Config reference (kustomize: block)

Key Default Effect
enabled false Must be true (or -t kustomize) for the step to deploy.
guideName — (required) Guide dir under guides/<name> in the llm-d repo.
repoPath "" Local llm-d clone to use. Falls back to --llmd-repo-path; empty ⇒ clone https://github.com/llm-d/llm-d.git into workspace/llm-d.
repoRef "main" Git ref used when cloning.
acceleratorBackend "gpu/vllm" Swaps modelserver/gpu/vllmmodelserver/<backend> in guide paths.
gaieVersion README GAIE_VERSION or v1.5.0 GAIE version substituted into README commands.
monitoring false Also applies guides/recipes/modelserver/components/monitoring.
deployTimeout 900 Pod-readiness wait (seconds).
patches [] Inline strategic-merge patches (modelserver). See below.
overlayPath "" Directory overlay (modelserver). See below.
extraHelmValues [] -f <file> appended to the router/GAIE helm command.
extraHelmSets {} --set k=v appended to the router/GAIE helm command.
guideVariableOverrides {} Override/fill the guide README's ${VAR} values (cannot add new variables).

Two scopes

  • Modelserver (the workload pods): patches, overlayPath.
  • Router / GAIE (the helm release the guide README installs): extraHelmValues, extraHelmSets.
  • README placeholders: guideVariableOverrides.

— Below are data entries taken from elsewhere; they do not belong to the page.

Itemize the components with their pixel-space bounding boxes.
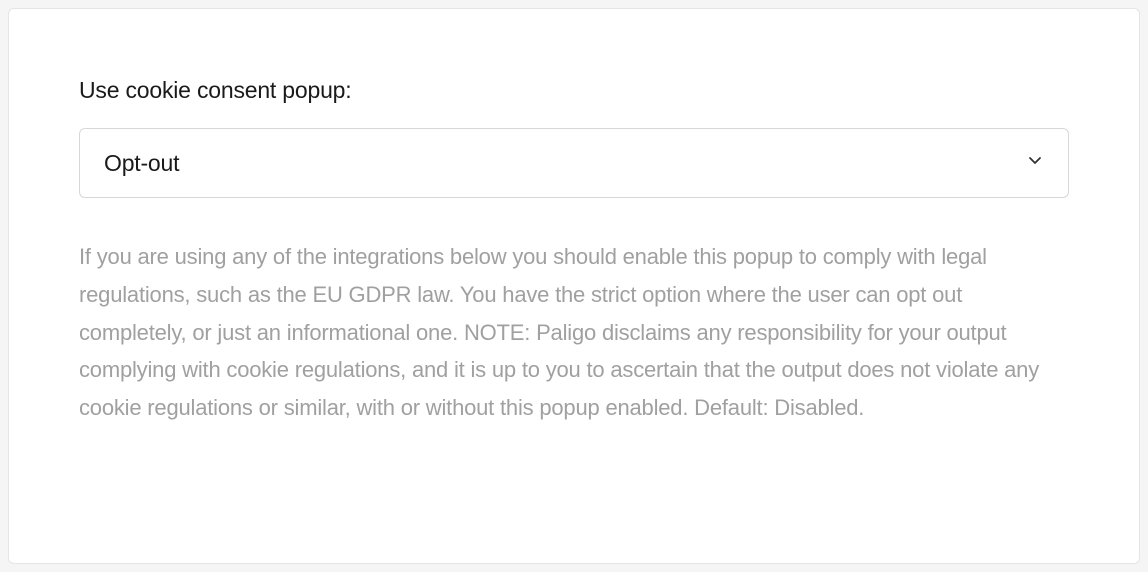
cookie-consent-select[interactable]: Opt-out (79, 128, 1069, 198)
cookie-consent-help-text: If you are using any of the integrations… (79, 238, 1069, 427)
cookie-consent-selected-value: Opt-out (104, 150, 179, 177)
cookie-consent-select-control[interactable]: Opt-out (79, 128, 1069, 198)
settings-panel: Use cookie consent popup: Opt-out If you… (8, 8, 1140, 564)
cookie-consent-label: Use cookie consent popup: (79, 77, 1069, 104)
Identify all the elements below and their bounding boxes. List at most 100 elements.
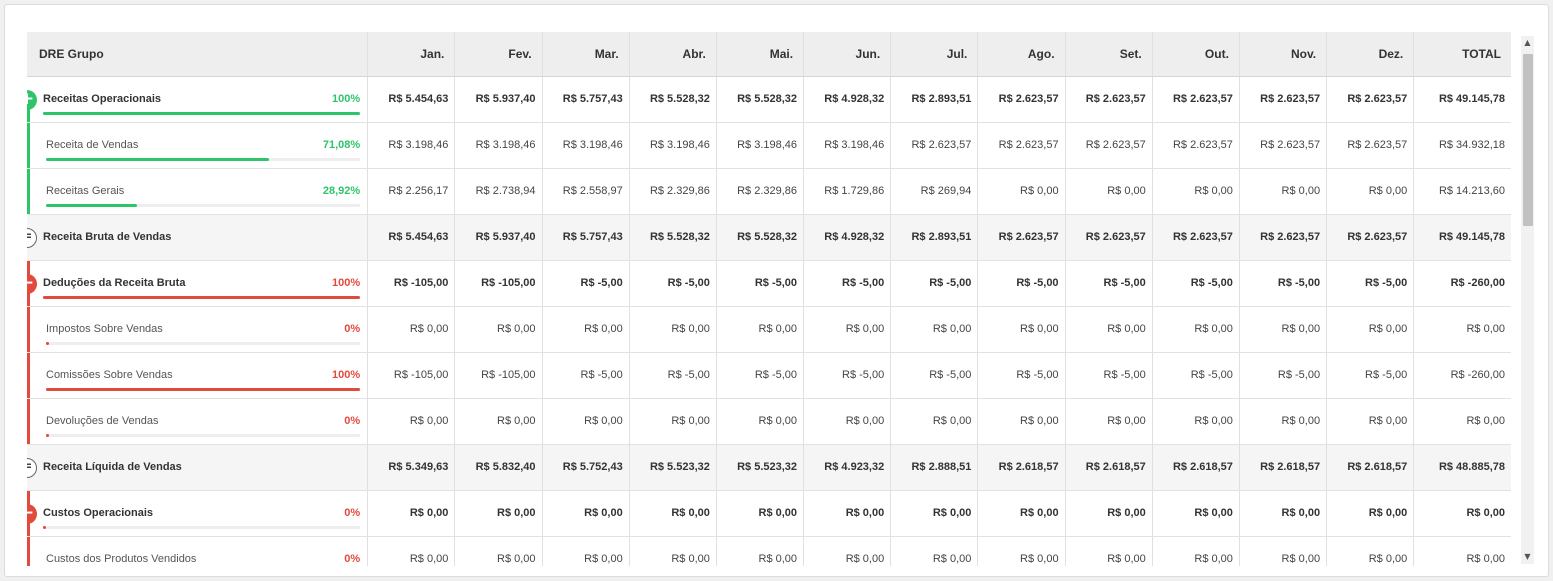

patches/overlayPath only take effect when patches is non-empty or overlayPath is an existing directory; the generated wrapper kustomization.yaml (base = the guide's modelserver dir) is written to workspace/setup/kustomize-overlay/ and applied with kubectl apply -k.

Examples

kustomize:
  enabled: true
  guideName: "optimized-baseline"

  # patches → modelserver. Strategic-merge, matched by
  # apiVersion + kind + metadata.name against the guide's base.
  patches:
    - patch: |                       # override the guide's replica count
        apiVersion: apps/v1
        kind: Deployment
        metadata: { name: decode }
        spec: { replicas: 4 }
    - patch: |                       # gated models: inject HF token env
        apiVersion: apps/v1
        kind: Deployment
        metadata: { name: decode }
        spec:
          template:
            spec:
              containers:
                - name: modelserver
                  env:
                    - name: HF_TOKEN
                      valueFrom:
                        secretKeyRef:
                          name: llm-d-hf-token
                          key: HF_TOKEN

  # overlayPath → modelserver. If the dir contains kustomization.yaml it
  # is added as a kustomize component; otherwise every *.yaml in it is
  # applied as a patch file. Combinable with `patches`.
  overlayPath: "/abs/path/my-overlay"

  # extraHelmValues / extraHelmSets → router/GAIE helm release ONLY.
  extraHelmValues: ["/abs/path/gaie-values.yaml"]
  extraHelmSets:
    inferenceExtension.replicas: "2"

  # guideVariableOverrides → override/fill ${VAR} tokens the guide
  # README already uses (cannot introduce new variables).
  guideVariableOverrides:
    SOME_README_VAR: "value"

Caveats

  • Valid patch targets (metadata.name, e.g. decode, prefill) and valid extraHelmValues/extraHelmSets keys depend on the upstream guide — read guides/<guideName>/modelserver/<backend>/ and the helm step in guides/<guideName>/README.md in the llm-d repo. They are not arbitrary.
  • guideVariableOverrides only affects ${VAR} tokens that literally appear in that guide's README; it cannot introduce new variables. Precedence (llmdbenchmark/kustomize/variable_resolver.py): README-declared defaults < guideVariableOverrides < forced GUIDE_NAME / NAMESPACE / GAIE_VERSION (those three cannot be overridden).
  • The deployed model is whatever the guide pins; change it via a patches entry against the resource that carries it, not via -m/model.name.
  • Multi-model (multi-stack) is NOT supported with kustomize. The deployment is keyed entirely on guideName (resources + the {guideName}-epp endpoint) with no per-stack/per-model uniquification (unlike modelservice's per-stack identity resolution), so multiple stacks would collide on the same guide resources. Use the modelservice method (e.g. the multi-model-wva scenario) for multi-model; keep kustomize scenarios single-stack.